If you’re thinking of enrolling your child in a selective private school, you’ll need to be familiar with the ISEE, which stands for Independent School Entrance Exam. This is a test designed by one of the same companies that construct college entrance exams, and your child’s score on the ISEE can play a huge part in determining whether or not he or she is accepted at an elite private school. Because competition for admittance to good private schools is fierce, and because these schools need an objective way of measuring a students knowledge and abilities and comparing them against others, they’ve turned to the ISEE in order to help them qualify and accept students capable of flourishing in tough academic environments.
The ISEE takes about three hours to complete, including breaks, and will usually be given at the school the child is hoping to attend. (If not, the school will have the pertinent information.)

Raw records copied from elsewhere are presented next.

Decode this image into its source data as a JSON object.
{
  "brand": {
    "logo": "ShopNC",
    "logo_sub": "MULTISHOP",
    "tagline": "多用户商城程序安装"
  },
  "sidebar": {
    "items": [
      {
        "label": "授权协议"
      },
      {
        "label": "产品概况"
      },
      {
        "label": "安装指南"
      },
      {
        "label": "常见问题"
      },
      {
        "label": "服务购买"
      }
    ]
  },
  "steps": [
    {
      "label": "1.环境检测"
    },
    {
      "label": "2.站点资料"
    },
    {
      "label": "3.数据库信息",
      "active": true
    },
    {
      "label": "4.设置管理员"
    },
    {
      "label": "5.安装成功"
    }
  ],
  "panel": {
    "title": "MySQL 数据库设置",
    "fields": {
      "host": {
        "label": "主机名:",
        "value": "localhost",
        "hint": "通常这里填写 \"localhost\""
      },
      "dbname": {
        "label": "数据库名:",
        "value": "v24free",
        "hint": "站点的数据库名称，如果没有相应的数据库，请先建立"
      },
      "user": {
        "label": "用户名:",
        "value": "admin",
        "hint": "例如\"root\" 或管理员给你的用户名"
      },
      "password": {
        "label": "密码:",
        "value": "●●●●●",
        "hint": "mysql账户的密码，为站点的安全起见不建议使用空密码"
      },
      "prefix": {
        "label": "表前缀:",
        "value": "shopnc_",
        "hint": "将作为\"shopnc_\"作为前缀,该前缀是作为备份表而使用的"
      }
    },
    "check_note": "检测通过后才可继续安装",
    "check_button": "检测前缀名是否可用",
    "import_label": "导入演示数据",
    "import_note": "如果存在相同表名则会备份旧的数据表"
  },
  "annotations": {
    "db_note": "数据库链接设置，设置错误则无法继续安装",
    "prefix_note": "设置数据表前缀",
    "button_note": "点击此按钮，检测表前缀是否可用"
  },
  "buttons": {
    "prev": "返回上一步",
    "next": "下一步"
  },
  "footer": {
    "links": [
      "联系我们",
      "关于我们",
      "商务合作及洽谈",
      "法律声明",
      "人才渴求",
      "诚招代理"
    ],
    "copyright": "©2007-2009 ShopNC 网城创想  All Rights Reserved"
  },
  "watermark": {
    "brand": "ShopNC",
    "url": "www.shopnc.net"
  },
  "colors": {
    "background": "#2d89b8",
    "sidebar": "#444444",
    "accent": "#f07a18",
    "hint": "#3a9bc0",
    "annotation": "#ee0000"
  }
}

For clarification purposes, there are actually three different ISEE exams, for different grade levels-Lower Level, which is for students hoping to be admitted to either grade 5 or 6; Middle Level, for students applying for admission to either grade 7 or 8, and Upper Level, which is for students hoping to be admitted to grades 9 through 12. The three different ISEE tests are quite similar in design, with the main difference being the difficulty level. We’ll be discussing the Upper Level ISEE, but most (but not all) of the information will apply across the board. One part of the test involves writing an essay-the student will have thirty minutes to demonstrate their writing and reasoning skills. On the verbal reasoning portion of the ISEE, they’ll have 20 minutes to answer 40 questions on synonyms and completing sentences properly. The quantitative reasoning portion will consist of 35 questions on math, geometry, and algebra problems and concepts; higher order thinking, and the ability to make quantitative comparisons. This section of the ISEE has a time limit of 35 minutes. Reading Comprehension will involve 40 questions in 40 minutes, and the student will demonstrate their ability to read and interpret passages from science, social studies, and the humanities. The last section is mathematical achievement, and it’s similar to the quantitative reasoning, but more concerned with actual problem solving abilities than concepts and theory. All questions on these sections are multiple choice. The ISEE is a very difficult test, and if your child does poorly on it they can not take it again for six months. It’s important to get an excellent score the first time. A good prep guide and study materials are highly recommended.